In G.R. No. 95020, Ltc Jacinto Ligot applied for bail on June 5, 1990, but the application was denied
by GCM No.14. He filed with the RTC a petition for certiorari and mandamus with prayer for
provisional liberty and a writ of preliminary injunction. Judge of GCM then granted the provisional
liberty. However he was not released immediately. The RTC now declared that even military men
facing court martial proceedings can avail the right to bail.

The private respondents in G.R. No. 97454 filed with SC a petition for habeas corpus on the ground
that they were being detained in Camp Crame without charges. The petition was referred to RTC.
Finding after hearing that no formal charges had been filed against the petitioners after more
than a year after their arrest, the trial court ordered their release.

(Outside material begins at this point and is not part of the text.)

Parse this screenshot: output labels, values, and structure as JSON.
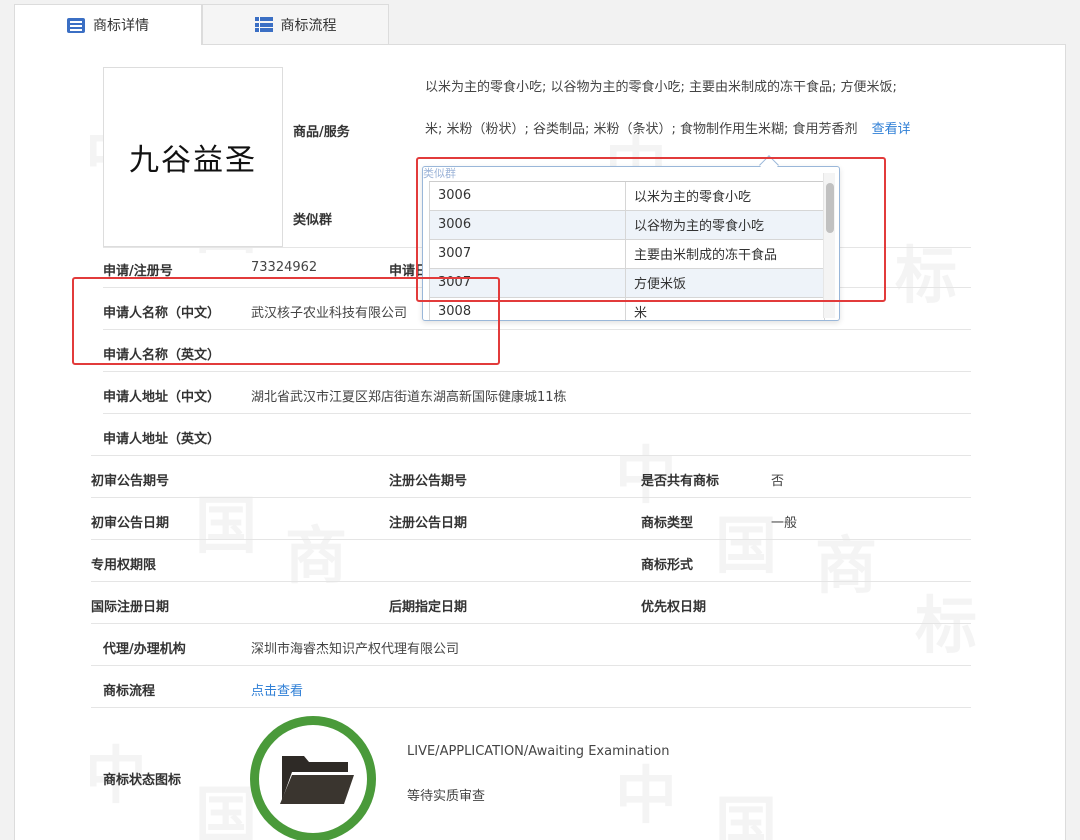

ISSUES: (1) Whether there was a denial of due process. (2) Whether there was a violation of the
accused right to bail.

HELD: NO denial of due process. Petitioners were given several opportunities to present their side
at the pre-trial investigation, first at the scheduled hearing of February 12, 1990, and then again
after the denial of their motion of February 21, 1990, when they were given until March 7, 1990, to
submit their counter-affidavits. On that date, they filed instead a verbal motion for reconsideration
which they were again asked to submit in writing. They had been expressly warned in the
subpoena that "failure to submit counter-affidavits on the date specified shall be deemed a
waiver of their right to submit controverting evidence." Petitioners have a right to pre-emptory
challenge. (Right to challenge validity of members of G/SCM)
It is argued that since the private respondents are officers of the Armed Forces accused of
violations of the Articles of War, the respondent courts have no authority to order their release and
otherwise interfere with the court-martial proceedings. This is without merit. * The Regional Trial
Court has concurrent jurisdiction with the Court of Appeals and the Supreme Court over petitions
for certiorari, prohibition or mandamus against inferior courts and other bodies and on petitions
for habeas corpus and quo warranto.

Moreover, the right to bail invoked by the private respondents has traditionally not been
recognized and is not available in the military, as an exception to the general rule embodied in
the Bill of Rights. The right to a speedy trial is given more emphasis in the military where the right to
bail does not exist.

On the contention that they had not been charged after more than one year from their arrest,
there was substantial compliance with the requirements of due process and the right to a speedy
trial. The AFP Special Investigating Committee was able to complete the pre-charge investigation
only after one year because hundreds of officers and thousands of enlisted men were involved in
the failed coup.

Accordingly, in G.R. No. 93177, the petition is dismissed for lack of merit. In G.R. No. 96948, the
petition is granted, and the respondents are directed to allow the petitioners to exercise the right
of peremptory challenge under article 18 of the articles of war. In G.R. Nos. 95020 and 97454, the
petitions are also granted, and the orders of the respondent courts for the release of the private
respondents are hereby reversed and set aside. No costs.